How many times have you heard about a "bend-but-don't-break" defense – you know, a defense that seems to give up a lot of yards, but stiffens with its back up against the goal line?

We're willing to bet not a single pregame show or football broadcast goes by without someone throwing out the phrase. Of course, many broadcasters, prognosticators and "pundits" are more interested in filling airtime than they are in leading you down the path of pigskin enlightenment.

Enter the Pythagoras of gridiron arithmetic, the Cold, Hard Football Facts.

We decided to quantify for the first time in the history of footballkind the "bend but don't break" phenomenon. It allowed us to determine the most bendable defenses in the NFL and, of course, the most easily broken. It was quite easy to do.

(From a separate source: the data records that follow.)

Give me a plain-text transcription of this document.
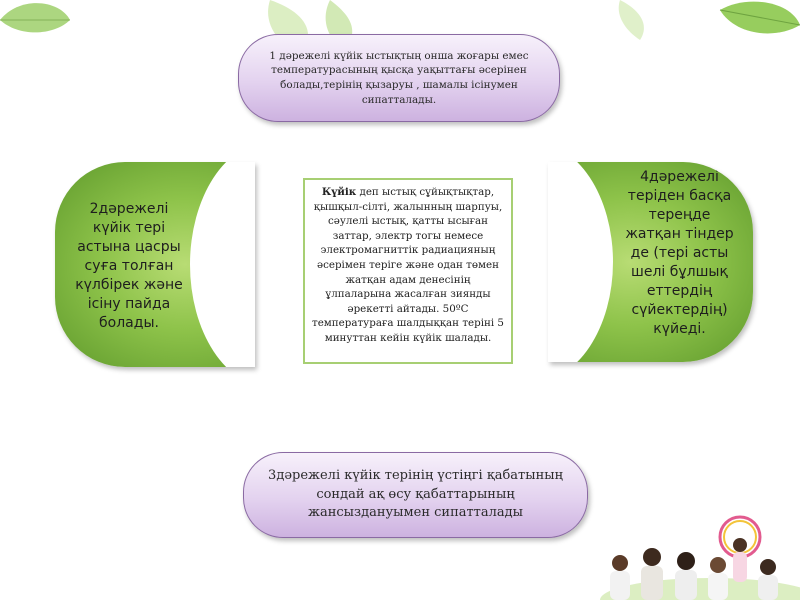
1 дәрежелі күйік ыстықтың онша жоғары емес температурасының қысқа уақыттағы әсерінен болады,терінің қызаруы , шамалы ісінумен сипатталады.
2дәрежелі
күйік тері
астына цасры
суға толған
күлбірек және
ісіну пайда
болады.
4дәрежелі
теріден басқа
тереңде
жатқан тіндер
де (тері асты
шелі бұлшық
еттердің
сүйектердің)
күйеді.
Күйік деп ыстық сұйықтықтар, қышқыл-сілті, жалынның шарпуы, сәулелі ыстық, қатты ысыған заттар, электр тогы немесе электромагниттік радиацияның әсерімен теріге және одан төмен жатқан адам денесінің ұлпаларына жасалған зиянды әрекетті айтады. 50ºC температураға шалдыққан теріні 5 минуттан кейін күйік шалады.
3дәрежелі күйік терінің үстіңгі қабатының сондай ақ өсу қабаттарының жансыздануымен сипатталады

The NFL rates total defense by the number of yards surrendered. It considers points allowed a separate defensive category. But somewhere between these numbers lie the most bendable and most brittle defenses in football.

We simply divided each team's yards allowed by points allowed. What it gave us was "yards per point allowed" – the number of yards an opposing team must generate to score a single point. The greater the number, the more flexible the defense. The smaller the number, the more brittle the defense. You can get a feel for which defenses are the most bendable simply by looking at the spread between their total-defense ranking and points-allowed ranking.

Philadelphia, for example, ranks just 24th in total defense (348.5 yards per game) but is second in points allowed (16.4). It turns out the Stretch Armstrong Eagles top our list of the most bendable defenses in football. Opposing offenses must generate more than 21 yards for every point they score against the Eagles.

San Francisco, meanwhile, inhabits the other end of the flexibility spectrum. The 49ers rate a respectable 15th in total defense (333.0 yards per game, well ahead of Philly) but a woeful 31st in points allowed (28.0). The 49ers, we discovered, have the most peanut butter-brittle defense in the NFL, giving up a point for every 11.89 yards allowed – nearly half the number of yards teams must generate to score against Philadelphia. We were actually startled by the vast difference between the best and worst defenses on our flexibility list.

Yards per point allowed is a simple calculation but it ultimately accounts for a number of variables -- field position, special teams proficiency, red zone defense and turnovers -- in a succint little package that show us which defenses may bend, but refuse to break.

Here's the ranking of the most bendable defenses in the NFL, from the Gumby-like spine of the Philadelphia Eagles to the osteoporosis-riddled bones of the San Francisco 49ers.

1) Philadelphia – 21.28 yards per point allowed
2) Baltimore – 19.89
3) Jacksonville – 18.73
4) New England – 18.58
5) New York Jets – 18.38
6) New York Giants – 17.87
7) Chicago – 17.67
8) Seattle – 17.27
9) Atlanta – 17.00
10) San Diego – 16.69
11) Cincinnati – 16.64
12) Arizona – 16.40
13) Detroit – 16.10
14) Houston – 16.07
15) Denver – 16.02
16) Washington – 15.70
17) Buffalo – 15.66
18) Indianapolis – 15.64
19) Cleveland – 15.33
20) Pittsburgh – 15.28
21) Tampa Bay – 14.98
22) Tennessee – 14.89
23) Minnesota – 14.79
24) Green Bay – 14.40
25) Miami – 14.31
26) New Orleans – 14.18
27) Carolina – 14.17
28) St. Louis – 13.80
29) Dallas – 13.43
30) Kansas City – 13.25
31) Oakland – 12.59
32) San Francisco – 11.89

It turns out bendability is a key to team success. Twelve of the teams in the top half of our list are .500 or better. The bottom half is inhabited by just three teams with winning records.